LA STORIA
Nei giorni scorsi il Sottosegretario alla Presidenza del Consiglio Alfredo Mantovano in un'intervista ha spiegato che «la legge Bossi-Fini sull'immigrazione ha ormai fatto il suo tempo: è stata rattoppata non so quante volte, ci sono gli articoli bis, ter, quater. Ormai è diventata una legge “arlecchino”. Bisognerà fare qualcosa di nuovo, con calma e in maniera articolata». Parole che, a parte quel «con calma», suonano come musica alle orecchie di padre Simon Digal, monaco benedettino di stanza al Monastero di San Giovanni.
Di nazionalità indiana, 40 anni, padre Simon è in Italia da più di cinque, e si è laureato al Pontificio Ateneo di Sant'Anselmo a Roma. Da due anni è stato assegnato al Monastero di San Giovanni ed è nella Monumentale Biblioteca che lo abbiamo incontrato, scoprendo così la sua personale «battaglia» con la «Bossi-Fini».
«Ho fatto domanda più di un anno fa qui a Parma per avere la cittadinanza italiana, perché ormai vivo qui e vorrei farlo anche in futuro, ma dopo aver completato tutte le carte e sostenuto l'esame di lingua italiana mi sono visto negare la concessione perché non potevo dimostrare di avere un reddito sul suolo italiano. Per un frate questo è normale: avevo però prodotto una lettera firmata dal padre superiore in cui la confraternita spiegava di avere a suo carico il mio mantenimento. E infatti a me non manca nulla. Ma non è bastato. Nel frattempo potevo solo chiedere e aspettare permessi temporanei di soggiorno, ma tra la richiesta e la concessione passano spesso diversi mesi per cui spesso scadono poco dopo l'arrivo».

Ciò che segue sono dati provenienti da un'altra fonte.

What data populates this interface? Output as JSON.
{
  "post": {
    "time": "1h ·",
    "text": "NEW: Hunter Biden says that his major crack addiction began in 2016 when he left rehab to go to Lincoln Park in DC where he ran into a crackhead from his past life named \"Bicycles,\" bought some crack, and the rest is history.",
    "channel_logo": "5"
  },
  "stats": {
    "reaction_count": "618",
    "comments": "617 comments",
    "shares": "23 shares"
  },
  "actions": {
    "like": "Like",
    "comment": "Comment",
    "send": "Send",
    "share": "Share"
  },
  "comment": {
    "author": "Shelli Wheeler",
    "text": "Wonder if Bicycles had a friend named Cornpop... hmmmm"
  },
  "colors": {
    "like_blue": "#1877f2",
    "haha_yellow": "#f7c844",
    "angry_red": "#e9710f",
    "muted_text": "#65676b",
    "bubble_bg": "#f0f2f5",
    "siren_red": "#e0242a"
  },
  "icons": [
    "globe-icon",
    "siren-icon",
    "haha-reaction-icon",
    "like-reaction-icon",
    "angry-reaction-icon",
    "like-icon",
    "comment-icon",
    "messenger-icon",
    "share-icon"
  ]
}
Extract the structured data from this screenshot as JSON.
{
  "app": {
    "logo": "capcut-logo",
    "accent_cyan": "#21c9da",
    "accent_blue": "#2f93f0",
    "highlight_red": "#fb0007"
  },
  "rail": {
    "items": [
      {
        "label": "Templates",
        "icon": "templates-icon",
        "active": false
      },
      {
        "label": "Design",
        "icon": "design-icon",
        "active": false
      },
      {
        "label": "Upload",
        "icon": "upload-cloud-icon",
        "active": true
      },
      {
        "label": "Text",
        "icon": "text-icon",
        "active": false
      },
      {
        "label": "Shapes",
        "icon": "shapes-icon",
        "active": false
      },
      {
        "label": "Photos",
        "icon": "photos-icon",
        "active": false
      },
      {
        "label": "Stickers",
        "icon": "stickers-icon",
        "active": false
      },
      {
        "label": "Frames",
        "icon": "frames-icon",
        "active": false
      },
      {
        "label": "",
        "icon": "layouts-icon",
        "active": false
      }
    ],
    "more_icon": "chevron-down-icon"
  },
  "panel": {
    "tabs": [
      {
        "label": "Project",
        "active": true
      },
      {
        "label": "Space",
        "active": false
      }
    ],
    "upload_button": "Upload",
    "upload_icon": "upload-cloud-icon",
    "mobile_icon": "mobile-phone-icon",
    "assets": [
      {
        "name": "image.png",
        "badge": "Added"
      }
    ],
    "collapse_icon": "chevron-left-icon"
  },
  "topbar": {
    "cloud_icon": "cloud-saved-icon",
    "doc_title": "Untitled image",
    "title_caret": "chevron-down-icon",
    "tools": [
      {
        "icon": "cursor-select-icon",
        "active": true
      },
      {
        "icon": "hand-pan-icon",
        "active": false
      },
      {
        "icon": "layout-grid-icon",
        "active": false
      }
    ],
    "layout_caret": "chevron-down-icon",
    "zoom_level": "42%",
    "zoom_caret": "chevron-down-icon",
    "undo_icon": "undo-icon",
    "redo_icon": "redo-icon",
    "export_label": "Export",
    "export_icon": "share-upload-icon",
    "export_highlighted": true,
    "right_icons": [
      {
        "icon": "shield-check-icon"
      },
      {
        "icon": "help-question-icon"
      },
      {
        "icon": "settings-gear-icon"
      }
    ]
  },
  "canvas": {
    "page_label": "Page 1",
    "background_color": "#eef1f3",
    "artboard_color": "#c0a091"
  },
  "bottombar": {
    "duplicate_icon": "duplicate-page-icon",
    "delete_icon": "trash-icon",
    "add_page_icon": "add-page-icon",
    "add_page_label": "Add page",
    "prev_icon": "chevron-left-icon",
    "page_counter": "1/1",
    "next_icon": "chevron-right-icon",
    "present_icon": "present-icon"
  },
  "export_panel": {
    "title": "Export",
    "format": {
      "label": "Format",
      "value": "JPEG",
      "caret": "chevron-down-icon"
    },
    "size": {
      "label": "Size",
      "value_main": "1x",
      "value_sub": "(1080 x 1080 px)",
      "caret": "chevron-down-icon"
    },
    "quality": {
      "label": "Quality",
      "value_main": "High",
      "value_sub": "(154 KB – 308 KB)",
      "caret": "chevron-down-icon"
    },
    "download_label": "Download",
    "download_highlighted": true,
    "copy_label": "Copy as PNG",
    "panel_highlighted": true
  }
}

E la cosa ha conseguenze: «A permesso scaduto non ho copertura sanitaria e soprattutto non posso recarmi in India, dove vorrei andare a far visita alla mia anziana madre, che è malata. L'ultima volta, più di tre anni fa, sono riuscito a rientrare in Italia, dove dovevo completare gli studi, solo con grandi difficoltà e per questo non sono più potuto tornare in famiglia».
E lo dice con espressione triste, padre Simon.
Poi prosegue: «Per ovviare alla prima contestazione, la Comunità di San Giovanni, per iniziativa del Padre Superiore Don Agostino Nuvoli, che mi è sempre stato vicino in questo percorso nella burocrazia italiana, ha deciso di formalizzare la mia assunzione come bibliotecario assegnandomi lo stipendio annuo di 5.800 euro, il minimo richiesto, cifra da dichiarare a Inps e Agenzia delle Entrate per le ritenute e la tassazione. Ebbene, ancora una volta in Questura mi sono visto negare la cittadinanza, e a questo punto non so più davvero come fare. Mi trovo bene a Parma e coi miei confratelli a San Giovanni. Sto lavorando ad un progetto per l'esposizione di alcuni preziosi volumi manoscritti che vorremmo rendere pubblici. Ma la precarietà della mia condizione mi rende impossibile vivere serenamente la mia attività».
Speriamo allora che la revisione della Legge arrivi presto. «Ma forse non è neppure necessaria: a Milano alcune suore mie connazionali e nelle stesse mie condizioni hanno ottenuto regolare cittadinanza. Io posso solo sperare che questo diventi possibile anche a Parma».